Membagikan banyak tentang kota Takengon sebagai bagian dari cerita
Cerita fiksi ini menjadi menarik buat saya karena ada banyak informasi di dalamnya dengan kota Takengon termasuk tentang perbedaan dialek di dataran tinggi Gayo dan daerah pesisir. Ada juga informasi seputar makanan khas di Aceh dan juga bagaimana bercandaan tentang makanan aceh yang menggunakan ganja juga disebut-sebut.
Setidaknya ada beberapa makanan yang disebut misalnya telur dedah, pengat bawal dan jamur memir. Membaca deskripsi makanan yang disebutkan terkadang bikin penasaran dan mencari tau. Jadi tau kalau telur dedah itu sejenis telur orak arik tapi dimasak di atas daun, dan pengat itu sebutan untuk memasak seperti pepes tapi tanpa daun. Malahan kalau dibaca lagi, pengat itu jadi mirip arsik kalau di Sumatera Utara.
Informasi tentang dinginnya kota Takengon juga jadi bikin penasaran apakah dinginnya seperti Chiang Mai di bulan Desember, atau sedingin Bandung di awal kuliah dulu atau lebih dingin lagi?
Saya suka dengan cara penulis menggambarkan lokasi penginapan Damar Hill. Sebuah penginapan di bukit, menghadap ke sebuah danau, di mana ada dermaga tempat untuk memancing atau sekedar duduk membaca buku. Bisa juga untuk merendam kaki sedikit. Penggambaran lokasi ini bisa mengantarkan cerita menjadi terasa romantis dan melodramatis pada saat yang bersamaan.
Kalau dari hasil pencarian, saya menemukan kalau danau yang ada di Takengon itu namanya Danau Laut Tawar atau oleh orang setempat disebut Danau Lut Tawar.
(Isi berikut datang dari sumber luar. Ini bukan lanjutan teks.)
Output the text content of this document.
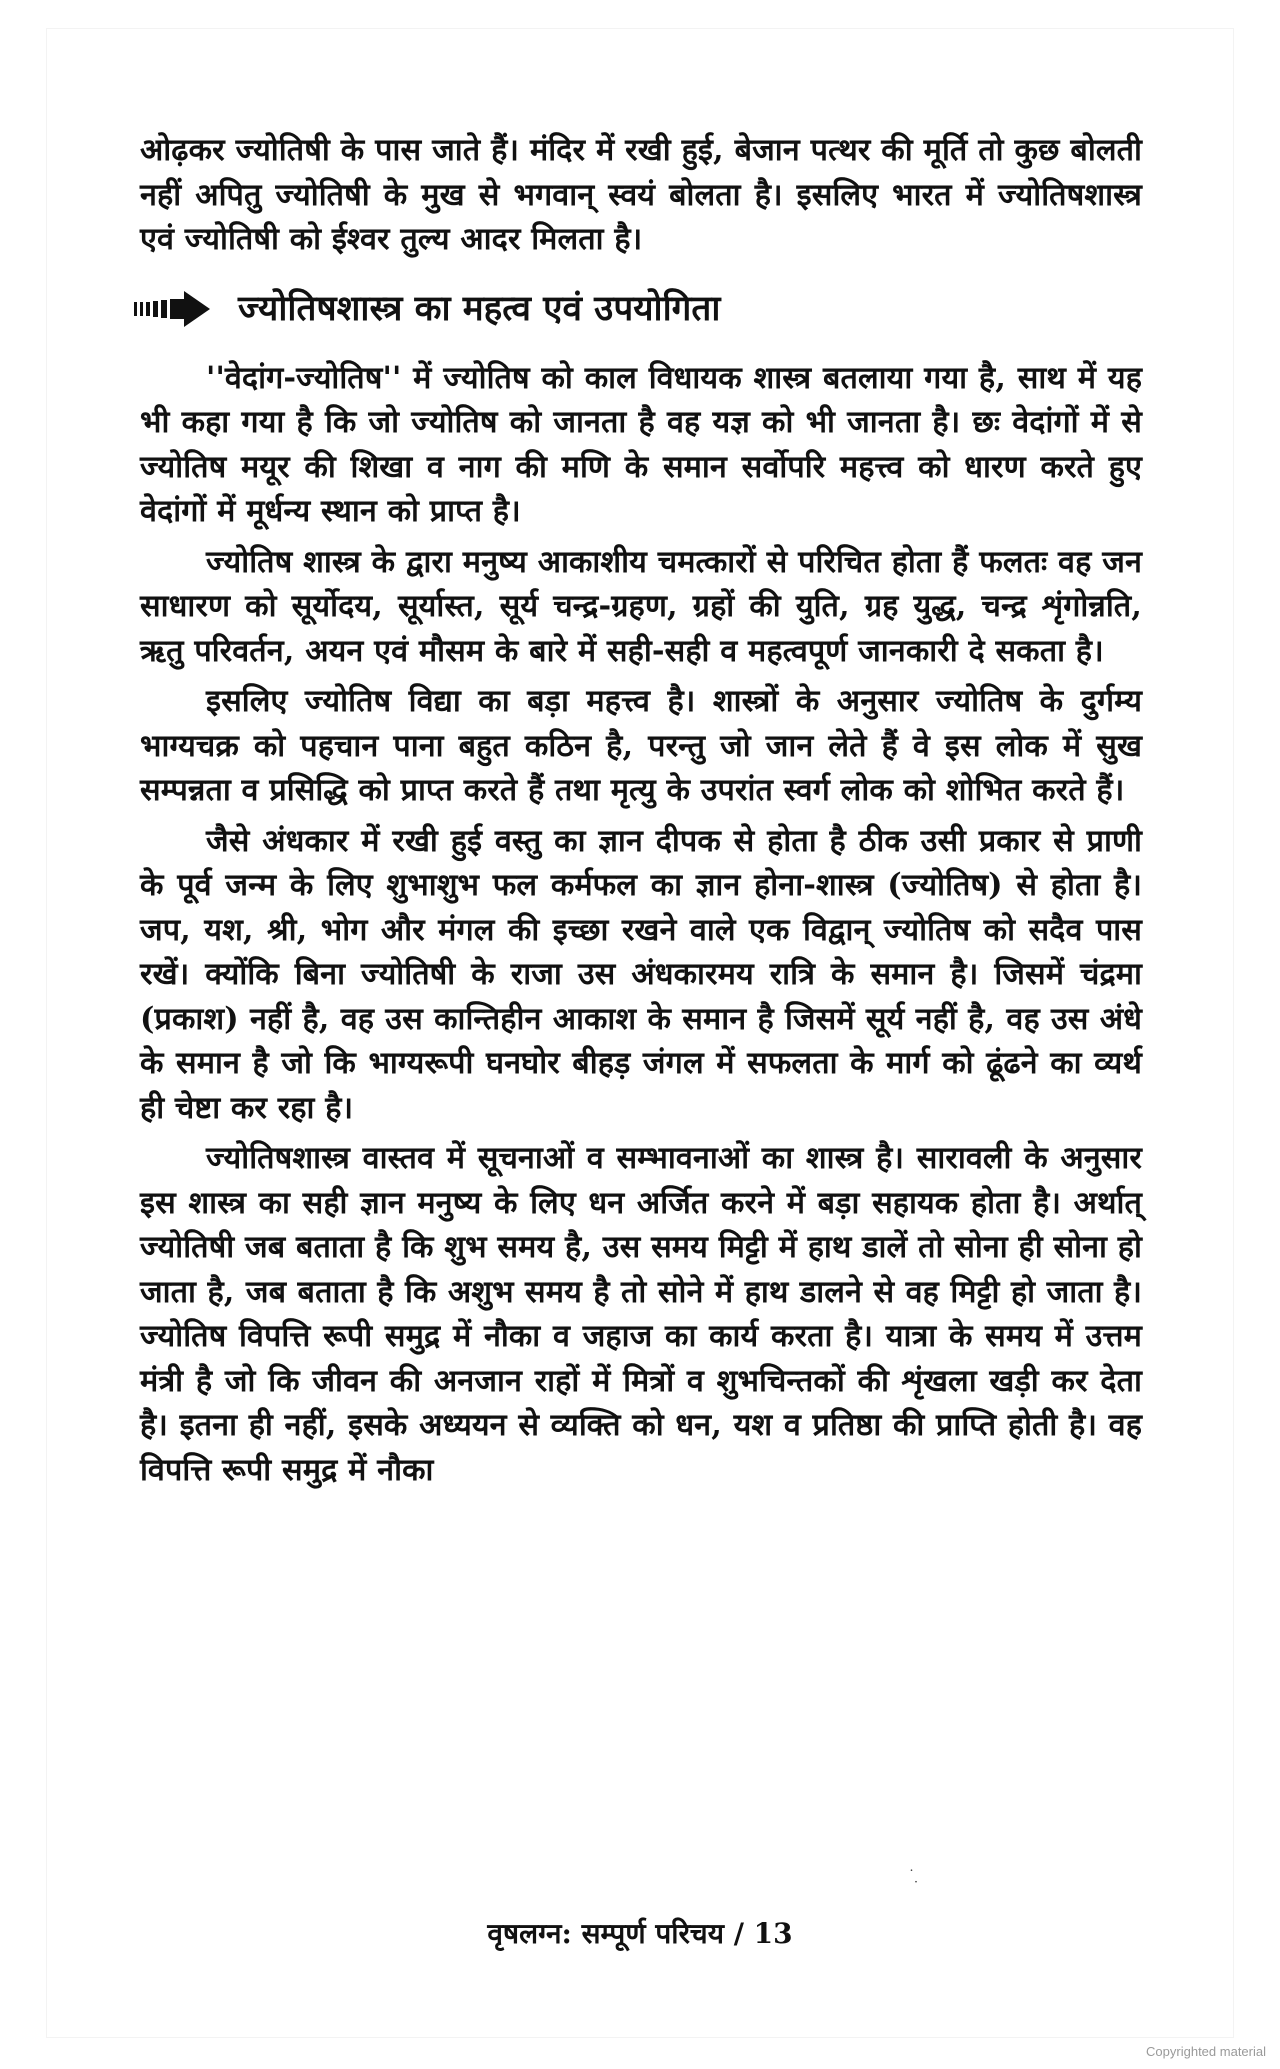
ओढ़कर ज्योतिषी के पास जाते हैं। मंदिर में रखी हुई, बेजान पत्थर की मूर्ति तो कुछ बोलती नहीं अपितु ज्योतिषी के मुख से भगवान् स्वयं बोलता है। इसलिए भारत में ज्योतिषशास्त्र एवं ज्योतिषी को ईश्वर तुल्य आदर मिलता है।

ज्योतिषशास्त्र का महत्व एवं उपयोगिता

''वेदांग-ज्योतिष'' में ज्योतिष को काल विधायक शास्त्र बतलाया गया है, साथ में यह भी कहा गया है कि जो ज्योतिष को जानता है वह यज्ञ को भी जानता है। छः वेदांगों में से ज्योतिष मयूर की शिखा व नाग की मणि के समान सर्वोपरि महत्त्व को धारण करते हुए वेदांगों में मूर्धन्य स्थान को प्राप्त है।

ज्योतिष शास्त्र के द्वारा मनुष्य आकाशीय चमत्कारों से परिचित होता हैं फलतः वह जन साधारण को सूर्योदय, सूर्यास्त, सूर्य चन्द्र-ग्रहण, ग्रहों की युति, ग्रह युद्ध, चन्द्र शृंगोन्नति, ऋतु परिवर्तन, अयन एवं मौसम के बारे में सही-सही व महत्वपूर्ण जानकारी दे सकता है।

इसलिए ज्योतिष विद्या का बड़ा महत्त्व है। शास्त्रों के अनुसार ज्योतिष के दुर्गम्य भाग्यचक्र को पहचान पाना बहुत कठिन है, परन्तु जो जान लेते हैं वे इस लोक में सुख सम्पन्नता व प्रसिद्धि को प्राप्त करते हैं तथा मृत्यु के उपरांत स्वर्ग लोक को शोभित करते हैं।

जैसे अंधकार में रखी हुई वस्तु का ज्ञान दीपक से होता है ठीक उसी प्रकार से प्राणी के पूर्व जन्म के लिए शुभाशुभ फल कर्मफल का ज्ञान होना-शास्त्र (ज्योतिष) से होता है। जप, यश, श्री, भोग और मंगल की इच्छा रखने वाले एक विद्वान् ज्योतिष को सदैव पास रखें। क्योंकि बिना ज्योतिषी के राजा उस अंधकारमय रात्रि के समान है। जिसमें चंद्रमा (प्रकाश) नहीं है, वह उस कान्तिहीन आकाश के समान है जिसमें सूर्य नहीं है, वह उस अंधे के समान है जो कि भाग्यरूपी घनघोर बीहड़ जंगल में सफलता के मार्ग को ढूंढने का व्यर्थ ही चेष्टा कर रहा है।

ज्योतिषशास्त्र वास्तव में सूचनाओं व सम्भावनाओं का शास्त्र है। सारावली के अनुसार इस शास्त्र का सही ज्ञान मनुष्य के लिए धन अर्जित करने में बड़ा सहायक होता है। अर्थात् ज्योतिषी जब बताता है कि शुभ समय है, उस समय मिट्टी में हाथ डालें तो सोना ही सोना हो जाता है, जब बताता है कि अशुभ समय है तो सोने में हाथ डालने से वह मिट्टी हो जाता है। ज्योतिष विपत्ति रूपी समुद्र में नौका व जहाज का कार्य करता है। यात्रा के समय में उत्तम मंत्री है जो कि जीवन की अनजान राहों में मित्रों व शुभचिन्तकों की शृंखला खड़ी कर देता है। इतना ही नहीं, इसके अध्ययन से व्यक्ति को धन, यश व प्रतिष्ठा की प्राप्ति होती है। वह विपत्ति रूपी समुद्र में नौका

˙ ̣
वृषलग्न: सम्पूर्ण परिचय / 13
Copyrighted material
Ukurannya besar seperti laut, tapi airnya tawar.
Saya bukan penggemar cerita sedih, tapi ya gara-gara perpustakaan dan kopi yang dikisahkan di bagian awal, saya jadi penasaran dan memilih meneruskan membaca buku ini sampai habis. Dan tentunya kisah cintanya tidak kalah menariknya buat saya yang juga penggemar drama Korea.
Kopi Gayo dan Perkebunan ecofriendly
Perkenalan tentang kopi Gayo juga cukup banyak disebutkan dalam novel ini. Bukan hanya dari citarasa dan aromanya, tapi novel ini juga mengenalkan sedikit tentang seluk beluk perkebunan kopi. Bagaimana terkadang untuk mendapatkan kopi yang diminati banyak orang sampai dikirim ke luar negeri, para pekerja perkebunannya tidak selalu mendapatkan perhatian yang cukup dari pemiliki perkebunan.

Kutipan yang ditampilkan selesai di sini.